Tag Archives: travel warnings

New U.S. State Department travel advisory – Northern Mexico

The U.S. State Department has issued a travel advisory warning Americans to exercise “extreme caution” in northern Mexico in the wake of increased drug-related violence. Travel across the border with Mexico by diplomats and their families had been suspended.

The travel advisory warned U.S. citizens against potential firefights, carjackings, kidnappings, and other crimes. The State Department that their employees and their families are banned from traveling across the U.S.-Mexico border to come to or leave their present posts in Mexico.

Road safety is growing concern along the border, the State Department said, following many cases of robbery, harassment, and gunfire between Mexican police and drug syndicates. Drug gangs have went as far as setting roadblocks to control some areas.

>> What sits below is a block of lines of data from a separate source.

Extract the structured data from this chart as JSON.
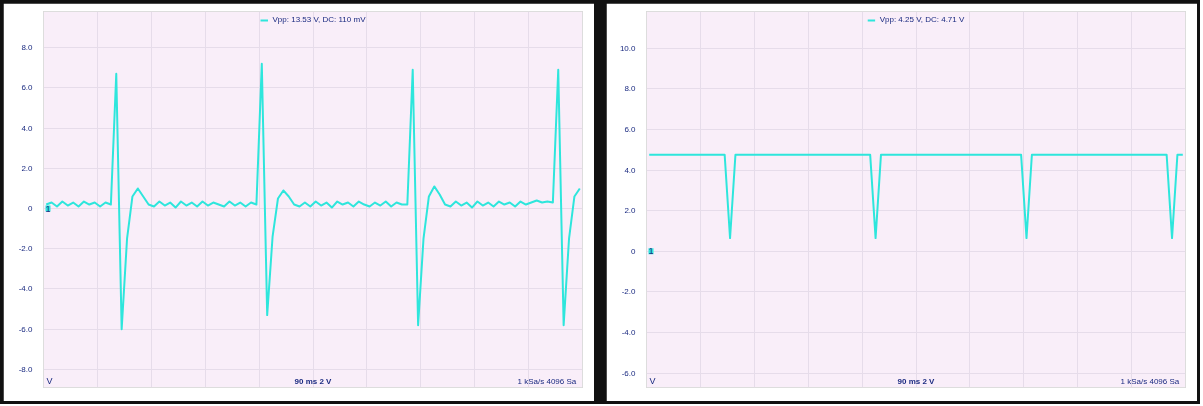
{
  "chart_data": [
    {
      "type": "line",
      "ylabel": "V",
      "categories": [
        null,
        null,
        null,
        null,
        null,
        null,
        null,
        null,
        null,
        null,
        null,
        null,
        null,
        null,
        null,
        null,
        null,
        null,
        null,
        null,
        null,
        null,
        null,
        null,
        null,
        null,
        null,
        null,
        null,
        null,
        null,
        null,
        null,
        null,
        null,
        null,
        null,
        null,
        null,
        null,
        null,
        null,
        null,
        null,
        null,
        null,
        null,
        null,
        null,
        null,
        null,
        null,
        null,
        null,
        null,
        null,
        null,
        null,
        null,
        null,
        null,
        null,
        null,
        null,
        null,
        null,
        null,
        null,
        null,
        null,
        null,
        null,
        null,
        null,
        null,
        null,
        null,
        null,
        null,
        null,
        null,
        null,
        null,
        null,
        null,
        null,
        null,
        null,
        null,
        null,
        null,
        null,
        null,
        null,
        null,
        null,
        null,
        null,
        null,
        null
      ],
      "series": [
        {
          "name": "Vpp: 13.53 V, DC: 110 mV",
          "color": "#2ee6dc",
          "values": [
            0.2,
            0.3,
            0.1,
            0.35,
            0.15,
            0.3,
            0.1,
            0.35,
            0.2,
            0.3,
            0.1,
            0.3,
            0.2,
            6.7,
            -6.0,
            -1.5,
            0.6,
            1.0,
            0.6,
            0.2,
            0.1,
            0.35,
            0.15,
            0.3,
            0.05,
            0.35,
            0.15,
            0.3,
            0.1,
            0.35,
            0.15,
            0.3,
            0.2,
            0.1,
            0.35,
            0.15,
            0.3,
            0.1,
            0.3,
            0.2,
            7.2,
            -5.3,
            -1.4,
            0.5,
            0.9,
            0.6,
            0.2,
            0.1,
            0.3,
            0.1,
            0.35,
            0.15,
            0.3,
            0.05,
            0.35,
            0.2,
            0.3,
            0.1,
            0.35,
            0.2,
            0.1,
            0.3,
            0.15,
            0.35,
            0.1,
            0.3,
            0.2,
            0.2,
            6.9,
            -5.8,
            -1.5,
            0.6,
            1.1,
            0.7,
            0.2,
            0.1,
            0.35,
            0.15,
            0.3,
            0.05,
            0.35,
            0.15,
            0.3,
            0.1,
            0.35,
            0.2,
            0.3,
            0.1,
            0.35,
            0.2,
            0.3,
            0.4,
            0.3,
            0.35,
            0.3,
            6.9,
            -5.8,
            -1.5,
            0.6,
            1.0
          ]
        }
      ],
      "ylim": [
        -8.9,
        9.8
      ],
      "yticks": [
        {
          "value": 8,
          "label": "8.0"
        },
        {
          "value": 6,
          "label": "6.0"
        },
        {
          "value": 4,
          "label": "4.0"
        },
        {
          "value": 2,
          "label": "2.0"
        },
        0,
        {
          "value": -2,
          "label": "-2.0"
        },
        {
          "value": -4,
          "label": "-4.0"
        },
        {
          "value": -6,
          "label": "-6.0"
        },
        {
          "value": -8,
          "label": "-8.0"
        }
      ],
      "grid": true,
      "legend": "top",
      "line_style": "solid",
      "annotations": [
        {
          "text": "1",
          "y": 0
        },
        "90 ms 2 V",
        "1 kSa/s  4096 Sa"
      ]
    },
    {
      "type": "line",
      "ylabel": "V",
      "categories": [
        null,
        null,
        null,
        null,
        null,
        null,
        null,
        null,
        null,
        null,
        null,
        null,
        null,
        null,
        null,
        null,
        null,
        null,
        null,
        null,
        null,
        null,
        null,
        null,
        null,
        null,
        null,
        null,
        null,
        null,
        null,
        null,
        null,
        null,
        null,
        null,
        null,
        null,
        null,
        null,
        null,
        null,
        null,
        null,
        null,
        null,
        null,
        null,
        null,
        null,
        null,
        null,
        null,
        null,
        null,
        null,
        null,
        null,
        null,
        null,
        null,
        null,
        null,
        null,
        null,
        null,
        null,
        null,
        null,
        null,
        null,
        null,
        null,
        null,
        null,
        null,
        null,
        null,
        null,
        null,
        null,
        null,
        null,
        null,
        null,
        null,
        null,
        null,
        null,
        null,
        null,
        null,
        null,
        null,
        null,
        null,
        null,
        null,
        null,
        null
      ],
      "series": [
        {
          "name": "Vpp: 4.25 V, DC: 4.71 V",
          "color": "#2ee6dc",
          "values": [
            4.75,
            4.75,
            4.75,
            4.75,
            4.75,
            4.75,
            4.75,
            4.75,
            4.75,
            4.75,
            4.75,
            4.75,
            4.75,
            4.75,
            4.75,
            0.65,
            4.75,
            4.75,
            4.75,
            4.75,
            4.75,
            4.75,
            4.75,
            4.75,
            4.75,
            4.75,
            4.75,
            4.75,
            4.75,
            4.75,
            4.75,
            4.75,
            4.75,
            4.75,
            4.75,
            4.75,
            4.75,
            4.75,
            4.75,
            4.75,
            4.75,
            4.75,
            0.65,
            4.75,
            4.75,
            4.75,
            4.75,
            4.75,
            4.75,
            4.75,
            4.75,
            4.75,
            4.75,
            4.75,
            4.75,
            4.75,
            4.75,
            4.75,
            4.75,
            4.75,
            4.75,
            4.75,
            4.75,
            4.75,
            4.75,
            4.75,
            4.75,
            4.75,
            4.75,
            4.75,
            0.65,
            4.75,
            4.75,
            4.75,
            4.75,
            4.75,
            4.75,
            4.75,
            4.75,
            4.75,
            4.75,
            4.75,
            4.75,
            4.75,
            4.75,
            4.75,
            4.75,
            4.75,
            4.75,
            4.75,
            4.75,
            4.75,
            4.75,
            4.75,
            4.75,
            4.75,
            4.75,
            0.65,
            4.75,
            4.75
          ]
        }
      ],
      "ylim": [
        -6.7,
        11.8
      ],
      "yticks": [
        {
          "value": 10,
          "label": "10.0"
        },
        {
          "value": 8,
          "label": "8.0"
        },
        {
          "value": 6,
          "label": "6.0"
        },
        {
          "value": 4,
          "label": "4.0"
        },
        {
          "value": 2,
          "label": "2.0"
        },
        0,
        {
          "value": -2,
          "label": "-2.0"
        },
        {
          "value": -4,
          "label": "-4.0"
        },
        {
          "value": -6,
          "label": "-6.0"
        }
      ],
      "grid": true,
      "legend": "top",
      "line_style": "solid",
      "annotations": [
        {
          "text": "1",
          "y": 0
        },
        "90 ms 2 V",
        "1 kSa/s  4096 Sa"
      ]
    }
  ]
}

The incidence of violence has spiked recently in Mexico. In Torreon on Sunday, eighteen people were massacred, just a month after nineteen people were killed in a rehab facility in Chichuahua. In Juarez near the border with the U.S., a total of 1,500 people have been killed during this year alone.

Direct involvement by Americans includes the killing of four U.S. citizens from late 2009 to early 2010 in Gomez Palacio, in central Mexico. Most of the American deaths in 2009 happened in Tijuana and Juarez, both border cities.

The State Department advised Americans to “defer unnecessary travel” to Juarez and the state of Michoacan. The department acknowledge that millions of Americans visit Mexico every year under safe conditions but said that the drug violence has worsened and present serious risk for U.S. citizens traveling across the border.